Bush ran for the presidency seven years ago with a campaign that promised prudence, moderation and “compassionate conservatism”: a “humble” foreign policy that restores American greatness, attention to the weakest among us here at home, and efficient, businesslike management in Washington. Instead, to our lasting grief, he has delivered a reckless, gun-toting foreign policy that has decimated America’s world standing, set new records at home in economic inequality and produced soaring government deficits, generating a federal debt the size of the Mariana Trench. He even lost New Orleans.

If ever there were a time for him to switch course and dust off some of his old campaign promises, it would be now. He could announce a dramatic initiative to make America a leader rather than a hindrance in global efforts to save the environment. He could launch a serious effort to combat African hunger or disease. He could hammer out a sensible policy on oil conservation and alternative fuels. He could induce the Dodgers to return to Brooklyn.

But no. Bush chose this moment, after seven years of profligate spending and fiscal chaos, to show some budgetary backbone by denying medical care to 4 million children who need it.

In vetoing the popular congressional bill to increase funding for the State Children’s Health Insurance Program, a federal-state plan that provides health coverage for children whose families can’t afford it, Bush and his aides announced that the president was taking a stand against creeping socialized medicine.
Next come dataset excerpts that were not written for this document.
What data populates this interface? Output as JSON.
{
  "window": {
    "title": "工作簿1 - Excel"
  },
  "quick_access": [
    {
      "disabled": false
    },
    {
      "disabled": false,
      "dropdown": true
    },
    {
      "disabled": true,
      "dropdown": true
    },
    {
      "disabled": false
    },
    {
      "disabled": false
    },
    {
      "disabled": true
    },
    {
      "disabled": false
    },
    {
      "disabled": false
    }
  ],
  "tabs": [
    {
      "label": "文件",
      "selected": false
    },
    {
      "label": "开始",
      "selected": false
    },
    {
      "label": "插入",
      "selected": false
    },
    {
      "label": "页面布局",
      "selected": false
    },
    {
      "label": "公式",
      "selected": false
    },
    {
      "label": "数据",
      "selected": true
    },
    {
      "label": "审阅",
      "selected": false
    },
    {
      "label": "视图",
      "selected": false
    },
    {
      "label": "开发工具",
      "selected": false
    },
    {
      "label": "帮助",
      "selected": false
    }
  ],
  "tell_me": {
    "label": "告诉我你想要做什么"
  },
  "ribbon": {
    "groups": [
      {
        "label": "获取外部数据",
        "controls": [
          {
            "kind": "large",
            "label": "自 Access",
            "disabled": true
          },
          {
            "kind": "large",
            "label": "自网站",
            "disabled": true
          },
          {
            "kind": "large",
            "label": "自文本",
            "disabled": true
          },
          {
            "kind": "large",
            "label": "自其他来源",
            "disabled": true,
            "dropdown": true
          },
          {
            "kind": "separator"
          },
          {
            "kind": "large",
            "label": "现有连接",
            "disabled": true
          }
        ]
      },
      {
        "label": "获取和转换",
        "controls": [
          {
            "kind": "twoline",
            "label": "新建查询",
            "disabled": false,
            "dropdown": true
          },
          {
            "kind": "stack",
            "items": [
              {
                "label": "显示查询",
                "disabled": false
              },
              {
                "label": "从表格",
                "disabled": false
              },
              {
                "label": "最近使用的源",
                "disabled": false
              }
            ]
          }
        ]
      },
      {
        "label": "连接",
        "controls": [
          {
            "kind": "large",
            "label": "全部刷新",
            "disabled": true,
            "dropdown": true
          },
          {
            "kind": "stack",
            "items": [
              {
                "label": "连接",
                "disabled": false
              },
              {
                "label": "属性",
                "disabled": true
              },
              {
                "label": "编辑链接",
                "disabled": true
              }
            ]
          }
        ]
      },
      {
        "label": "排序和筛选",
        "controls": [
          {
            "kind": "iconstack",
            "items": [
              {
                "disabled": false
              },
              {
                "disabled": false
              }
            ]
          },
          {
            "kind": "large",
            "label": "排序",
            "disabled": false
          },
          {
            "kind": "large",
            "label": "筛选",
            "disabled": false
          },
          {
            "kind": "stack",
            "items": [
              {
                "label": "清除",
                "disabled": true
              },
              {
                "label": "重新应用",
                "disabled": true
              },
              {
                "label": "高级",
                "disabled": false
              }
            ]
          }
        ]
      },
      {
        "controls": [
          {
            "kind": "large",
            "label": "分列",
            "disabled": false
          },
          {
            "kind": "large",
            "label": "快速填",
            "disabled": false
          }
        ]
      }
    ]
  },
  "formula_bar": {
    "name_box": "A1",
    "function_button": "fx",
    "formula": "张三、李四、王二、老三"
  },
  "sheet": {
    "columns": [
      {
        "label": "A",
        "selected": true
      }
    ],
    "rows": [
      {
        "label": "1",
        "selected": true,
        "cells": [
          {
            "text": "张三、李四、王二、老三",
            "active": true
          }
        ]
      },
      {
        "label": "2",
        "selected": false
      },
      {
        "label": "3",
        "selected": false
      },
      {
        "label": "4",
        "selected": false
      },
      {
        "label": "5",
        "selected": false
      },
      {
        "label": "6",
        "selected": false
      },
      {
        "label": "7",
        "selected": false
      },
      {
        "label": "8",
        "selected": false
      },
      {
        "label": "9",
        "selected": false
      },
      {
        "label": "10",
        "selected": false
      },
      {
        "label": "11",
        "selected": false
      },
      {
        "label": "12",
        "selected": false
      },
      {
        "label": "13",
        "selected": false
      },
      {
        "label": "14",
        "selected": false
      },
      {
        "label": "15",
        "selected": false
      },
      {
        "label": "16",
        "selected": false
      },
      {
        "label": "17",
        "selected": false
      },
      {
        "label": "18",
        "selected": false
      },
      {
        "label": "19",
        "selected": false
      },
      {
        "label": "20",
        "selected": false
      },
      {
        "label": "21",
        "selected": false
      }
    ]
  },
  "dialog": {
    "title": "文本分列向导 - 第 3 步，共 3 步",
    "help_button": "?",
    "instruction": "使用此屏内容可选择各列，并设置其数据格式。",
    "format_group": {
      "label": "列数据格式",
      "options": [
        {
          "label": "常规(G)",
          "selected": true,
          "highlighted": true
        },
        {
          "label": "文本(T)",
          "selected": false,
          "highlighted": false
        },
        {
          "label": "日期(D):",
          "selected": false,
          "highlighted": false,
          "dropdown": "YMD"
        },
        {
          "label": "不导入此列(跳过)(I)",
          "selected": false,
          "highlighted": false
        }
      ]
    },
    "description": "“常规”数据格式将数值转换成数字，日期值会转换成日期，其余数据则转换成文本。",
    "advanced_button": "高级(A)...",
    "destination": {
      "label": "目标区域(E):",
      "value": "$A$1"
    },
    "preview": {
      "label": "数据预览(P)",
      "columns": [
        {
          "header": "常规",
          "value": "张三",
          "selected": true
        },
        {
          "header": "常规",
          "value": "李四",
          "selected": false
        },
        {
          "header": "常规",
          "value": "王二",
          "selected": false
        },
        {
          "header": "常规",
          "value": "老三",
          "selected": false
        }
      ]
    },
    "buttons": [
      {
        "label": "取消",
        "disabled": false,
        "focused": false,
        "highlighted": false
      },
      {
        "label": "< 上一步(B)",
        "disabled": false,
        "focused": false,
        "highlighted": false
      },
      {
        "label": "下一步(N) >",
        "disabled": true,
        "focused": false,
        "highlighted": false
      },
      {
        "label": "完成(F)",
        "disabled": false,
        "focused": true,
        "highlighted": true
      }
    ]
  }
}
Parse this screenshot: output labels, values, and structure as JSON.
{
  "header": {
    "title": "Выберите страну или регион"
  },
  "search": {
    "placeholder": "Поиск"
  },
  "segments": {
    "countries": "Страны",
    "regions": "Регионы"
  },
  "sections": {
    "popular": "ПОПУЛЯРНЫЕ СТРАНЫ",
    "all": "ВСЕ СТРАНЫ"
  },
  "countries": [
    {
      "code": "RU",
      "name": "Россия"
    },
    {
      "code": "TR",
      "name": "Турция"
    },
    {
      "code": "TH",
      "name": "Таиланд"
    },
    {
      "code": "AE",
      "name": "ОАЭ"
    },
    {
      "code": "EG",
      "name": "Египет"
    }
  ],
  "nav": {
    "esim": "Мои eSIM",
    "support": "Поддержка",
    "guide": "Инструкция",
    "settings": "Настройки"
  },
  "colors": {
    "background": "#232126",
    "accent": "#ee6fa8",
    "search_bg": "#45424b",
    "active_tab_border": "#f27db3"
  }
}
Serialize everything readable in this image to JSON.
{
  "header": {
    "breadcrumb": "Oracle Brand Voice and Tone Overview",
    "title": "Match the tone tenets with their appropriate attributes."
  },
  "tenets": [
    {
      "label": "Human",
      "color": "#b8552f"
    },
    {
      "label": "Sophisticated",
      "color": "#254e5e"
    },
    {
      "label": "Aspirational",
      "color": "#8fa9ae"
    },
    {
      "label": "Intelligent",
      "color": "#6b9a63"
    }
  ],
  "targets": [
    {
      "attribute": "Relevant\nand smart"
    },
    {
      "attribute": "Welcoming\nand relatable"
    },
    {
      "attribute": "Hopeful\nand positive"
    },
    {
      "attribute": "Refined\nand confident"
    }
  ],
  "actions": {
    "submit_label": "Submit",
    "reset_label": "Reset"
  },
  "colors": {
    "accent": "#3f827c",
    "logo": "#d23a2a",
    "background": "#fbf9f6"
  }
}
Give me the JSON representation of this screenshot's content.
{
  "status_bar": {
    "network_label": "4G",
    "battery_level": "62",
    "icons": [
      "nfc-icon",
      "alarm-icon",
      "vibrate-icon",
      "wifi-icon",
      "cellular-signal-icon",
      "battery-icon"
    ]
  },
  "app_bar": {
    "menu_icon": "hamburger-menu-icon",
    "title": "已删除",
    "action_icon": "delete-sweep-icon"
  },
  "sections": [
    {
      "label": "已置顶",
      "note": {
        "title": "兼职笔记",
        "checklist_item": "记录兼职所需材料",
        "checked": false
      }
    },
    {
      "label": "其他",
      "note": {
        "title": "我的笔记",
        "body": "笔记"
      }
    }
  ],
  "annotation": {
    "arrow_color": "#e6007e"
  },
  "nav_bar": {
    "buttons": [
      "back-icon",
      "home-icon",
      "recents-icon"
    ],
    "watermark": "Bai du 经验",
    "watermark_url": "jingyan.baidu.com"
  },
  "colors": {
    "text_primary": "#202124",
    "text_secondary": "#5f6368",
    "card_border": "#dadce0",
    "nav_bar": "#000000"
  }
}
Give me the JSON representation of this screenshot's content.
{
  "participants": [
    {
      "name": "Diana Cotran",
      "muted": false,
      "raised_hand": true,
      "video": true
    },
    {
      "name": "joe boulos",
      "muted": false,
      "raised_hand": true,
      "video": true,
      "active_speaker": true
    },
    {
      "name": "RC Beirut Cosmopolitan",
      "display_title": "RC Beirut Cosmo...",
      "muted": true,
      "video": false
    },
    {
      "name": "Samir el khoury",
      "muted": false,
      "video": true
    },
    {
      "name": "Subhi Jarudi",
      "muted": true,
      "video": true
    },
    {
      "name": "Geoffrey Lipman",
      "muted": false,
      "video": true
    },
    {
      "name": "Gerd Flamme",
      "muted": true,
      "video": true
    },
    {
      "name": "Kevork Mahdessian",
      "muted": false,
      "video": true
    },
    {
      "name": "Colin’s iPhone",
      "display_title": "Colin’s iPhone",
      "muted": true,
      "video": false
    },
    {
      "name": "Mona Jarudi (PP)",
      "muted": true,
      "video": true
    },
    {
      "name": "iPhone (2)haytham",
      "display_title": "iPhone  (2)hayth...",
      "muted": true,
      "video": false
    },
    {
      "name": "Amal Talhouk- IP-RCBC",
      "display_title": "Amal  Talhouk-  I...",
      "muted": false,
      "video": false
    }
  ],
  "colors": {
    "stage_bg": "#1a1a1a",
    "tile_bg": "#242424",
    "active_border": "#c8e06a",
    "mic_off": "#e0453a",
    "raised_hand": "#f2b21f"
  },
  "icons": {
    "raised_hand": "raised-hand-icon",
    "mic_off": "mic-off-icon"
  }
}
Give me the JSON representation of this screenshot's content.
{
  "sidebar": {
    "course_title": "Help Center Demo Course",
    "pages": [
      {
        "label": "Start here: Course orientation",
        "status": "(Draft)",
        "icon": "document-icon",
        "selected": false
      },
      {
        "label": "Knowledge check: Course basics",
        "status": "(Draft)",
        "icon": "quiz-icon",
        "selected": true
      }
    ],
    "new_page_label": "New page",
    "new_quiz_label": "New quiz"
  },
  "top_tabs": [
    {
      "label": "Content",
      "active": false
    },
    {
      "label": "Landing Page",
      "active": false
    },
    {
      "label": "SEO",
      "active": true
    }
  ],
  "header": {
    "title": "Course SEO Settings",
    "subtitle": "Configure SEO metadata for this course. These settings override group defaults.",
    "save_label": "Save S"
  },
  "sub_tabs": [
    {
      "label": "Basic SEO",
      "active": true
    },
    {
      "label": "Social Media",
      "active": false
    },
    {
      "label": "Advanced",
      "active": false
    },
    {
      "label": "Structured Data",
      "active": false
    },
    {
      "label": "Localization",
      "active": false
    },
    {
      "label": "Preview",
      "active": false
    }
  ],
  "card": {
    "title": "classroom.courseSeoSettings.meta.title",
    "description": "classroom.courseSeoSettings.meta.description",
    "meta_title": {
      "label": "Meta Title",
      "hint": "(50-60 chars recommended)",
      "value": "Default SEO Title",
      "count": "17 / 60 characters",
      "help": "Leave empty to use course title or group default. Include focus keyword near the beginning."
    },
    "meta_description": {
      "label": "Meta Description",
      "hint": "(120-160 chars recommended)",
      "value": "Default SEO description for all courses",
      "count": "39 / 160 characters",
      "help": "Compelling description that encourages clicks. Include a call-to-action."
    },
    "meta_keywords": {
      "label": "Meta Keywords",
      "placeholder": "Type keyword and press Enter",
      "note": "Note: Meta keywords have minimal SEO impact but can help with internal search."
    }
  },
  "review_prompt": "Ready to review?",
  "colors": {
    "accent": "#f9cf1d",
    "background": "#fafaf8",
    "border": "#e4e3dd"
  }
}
He was denying employers an excuse to stop providing health coverage at the workplace. And he was keeping a lid on the budget to save taxpayers money.

But none of this makes any sense. The budgetary saving from his veto totals just $6 billion a year, out of a total federal budget of some $2 trillion. As for protecting employer-based medical coverage, it’s a lost cause. Companies are abandoning health care at a gallop; that’s a key reason for the current crisis.

Silliest of all is Bush’s notion that he’s blocking socialized medicine and preserving choice. Most Americans don’t have any choice. Their health care is dictated by their HMO. The biggest and best health care plan in the country is the military system, government owned and operated — that is, socialized — that covers military personnel and veterans, plus select government employees including the president himself.

The president may think it’s smart politics to keep children away from doctors. Congress shouldn’t put up with it. The veto must be overridden.